In due time Mr. Fowle himself died, and, as he left no children, his newspaper and printing-office passed into the hands of his apprentice, Mr. Melcher, whose term of service being nearly run out by its own limitation, was now closed by the death of his master. With the press went the pressman, and old Primus probably did the same work in the same way, under the new master, as he did under the old, and perhaps noted no change. Bowing down to the press, as he toiled year after year, he had a permanent stoop, and stood at his work something in the shape of a capital F. In this posture he labored and grumbled for years, and seemed to grow no older—but he did—and by and by he became so stiff and dull and feeble as to be incapable of any labor whatever. He was, however, comfortably cared for by his master, as to food and shelter, and suffered to spend his time as he pleased.

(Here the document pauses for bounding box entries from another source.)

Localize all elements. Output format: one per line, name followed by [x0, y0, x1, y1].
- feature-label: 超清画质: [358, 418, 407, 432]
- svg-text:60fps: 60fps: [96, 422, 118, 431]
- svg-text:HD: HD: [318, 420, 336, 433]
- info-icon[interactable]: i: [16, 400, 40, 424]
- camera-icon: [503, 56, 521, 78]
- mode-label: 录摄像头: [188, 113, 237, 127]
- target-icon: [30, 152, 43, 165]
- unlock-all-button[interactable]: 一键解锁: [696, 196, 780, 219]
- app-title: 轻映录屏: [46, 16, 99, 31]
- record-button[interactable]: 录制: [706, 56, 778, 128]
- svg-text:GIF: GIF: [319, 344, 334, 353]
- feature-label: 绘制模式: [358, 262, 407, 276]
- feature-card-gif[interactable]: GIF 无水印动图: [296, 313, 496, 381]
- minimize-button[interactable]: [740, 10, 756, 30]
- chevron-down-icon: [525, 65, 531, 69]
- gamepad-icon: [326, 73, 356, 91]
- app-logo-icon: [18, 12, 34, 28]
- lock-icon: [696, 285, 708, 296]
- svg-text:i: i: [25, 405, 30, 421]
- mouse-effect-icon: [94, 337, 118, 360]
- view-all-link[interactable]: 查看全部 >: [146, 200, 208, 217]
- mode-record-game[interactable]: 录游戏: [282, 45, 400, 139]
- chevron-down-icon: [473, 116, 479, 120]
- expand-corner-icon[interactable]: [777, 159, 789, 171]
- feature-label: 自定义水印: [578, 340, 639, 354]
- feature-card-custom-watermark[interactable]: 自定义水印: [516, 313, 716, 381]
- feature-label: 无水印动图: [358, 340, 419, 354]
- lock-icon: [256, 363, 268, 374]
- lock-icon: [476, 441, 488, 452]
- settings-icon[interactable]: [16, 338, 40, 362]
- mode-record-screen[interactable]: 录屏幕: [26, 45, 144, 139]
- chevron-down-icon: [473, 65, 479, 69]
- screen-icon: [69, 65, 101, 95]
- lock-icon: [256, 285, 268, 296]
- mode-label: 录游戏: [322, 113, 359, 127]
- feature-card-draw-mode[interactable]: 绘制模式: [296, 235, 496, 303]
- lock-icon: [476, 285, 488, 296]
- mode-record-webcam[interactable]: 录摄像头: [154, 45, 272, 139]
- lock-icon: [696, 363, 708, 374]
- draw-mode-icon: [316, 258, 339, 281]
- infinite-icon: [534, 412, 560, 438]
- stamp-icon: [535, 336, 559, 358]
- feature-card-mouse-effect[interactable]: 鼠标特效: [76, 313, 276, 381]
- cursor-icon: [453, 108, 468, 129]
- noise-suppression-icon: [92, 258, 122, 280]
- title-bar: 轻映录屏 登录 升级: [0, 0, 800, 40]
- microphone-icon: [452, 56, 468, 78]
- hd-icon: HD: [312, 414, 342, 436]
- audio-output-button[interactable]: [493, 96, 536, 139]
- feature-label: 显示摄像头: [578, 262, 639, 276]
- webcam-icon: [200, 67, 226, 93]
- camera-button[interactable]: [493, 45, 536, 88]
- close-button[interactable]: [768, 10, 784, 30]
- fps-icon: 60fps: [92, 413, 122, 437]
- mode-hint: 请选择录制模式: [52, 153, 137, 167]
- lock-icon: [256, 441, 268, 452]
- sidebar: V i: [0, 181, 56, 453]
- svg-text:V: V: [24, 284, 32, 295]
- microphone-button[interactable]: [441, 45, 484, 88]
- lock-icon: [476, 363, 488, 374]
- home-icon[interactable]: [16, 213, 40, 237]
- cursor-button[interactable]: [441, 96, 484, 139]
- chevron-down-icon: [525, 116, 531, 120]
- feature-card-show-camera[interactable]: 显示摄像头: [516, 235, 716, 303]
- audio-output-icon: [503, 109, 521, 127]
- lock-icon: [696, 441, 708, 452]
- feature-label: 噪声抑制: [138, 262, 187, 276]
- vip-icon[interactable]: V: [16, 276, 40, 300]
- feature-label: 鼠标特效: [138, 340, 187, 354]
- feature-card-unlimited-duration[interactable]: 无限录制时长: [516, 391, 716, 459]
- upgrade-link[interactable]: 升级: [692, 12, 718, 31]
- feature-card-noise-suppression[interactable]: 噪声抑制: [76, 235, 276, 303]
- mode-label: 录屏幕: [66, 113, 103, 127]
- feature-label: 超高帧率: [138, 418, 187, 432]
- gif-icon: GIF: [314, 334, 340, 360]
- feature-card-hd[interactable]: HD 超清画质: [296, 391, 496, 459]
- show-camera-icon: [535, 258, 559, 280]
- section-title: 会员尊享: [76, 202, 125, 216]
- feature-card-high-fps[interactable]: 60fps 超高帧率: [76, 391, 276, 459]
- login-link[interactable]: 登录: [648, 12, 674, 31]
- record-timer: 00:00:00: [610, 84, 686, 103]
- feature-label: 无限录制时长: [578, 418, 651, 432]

Without companions, and with no ability to read, he seemed to have no higher pleasure than to seat himself on the door-steps of shops or houses in the old paved street of Portsmouth, and sit for hours together, generally in the sunshine. The boys often amused themselves by offering him a copper for standing up straight—a feat utterly impossible; but he would attempt it, and with much effort and strange grimaces, straighten himself out as nearly as possible. To the honor of the boys be it said, he commonly got his copper; and then he sat down again to sun himself, to look at the passengers’ feet as they went by, and possibly to muse on the passage back to Guinea, whither all the negroes here used to think all black friends went after death. That was the most beautiful superstition of which their minds were capable—and surely nothing of the kind could be more harmless. Primus returned, however, to the dust, not of Guinea, but of New Hampshire, the scene of his toils, and has long occupied that narrow house where the weary are at rest! Primus was buried, with all the negroes of his day, in the old negro burying ground, front of the old jail in other words, his dust now reposes, either under the south end of Chesnut [sic] street, or perhaps under the north side of Court street.
Let no true lover of our noble craft blame Uncle Toby for selecting such a subject for a sketch. One of the earliest printers in New Hampshire was a black slave; and the early history of the State always seems imperfect to him if Prime is not seen working at the press, printing he knows not and cares not what!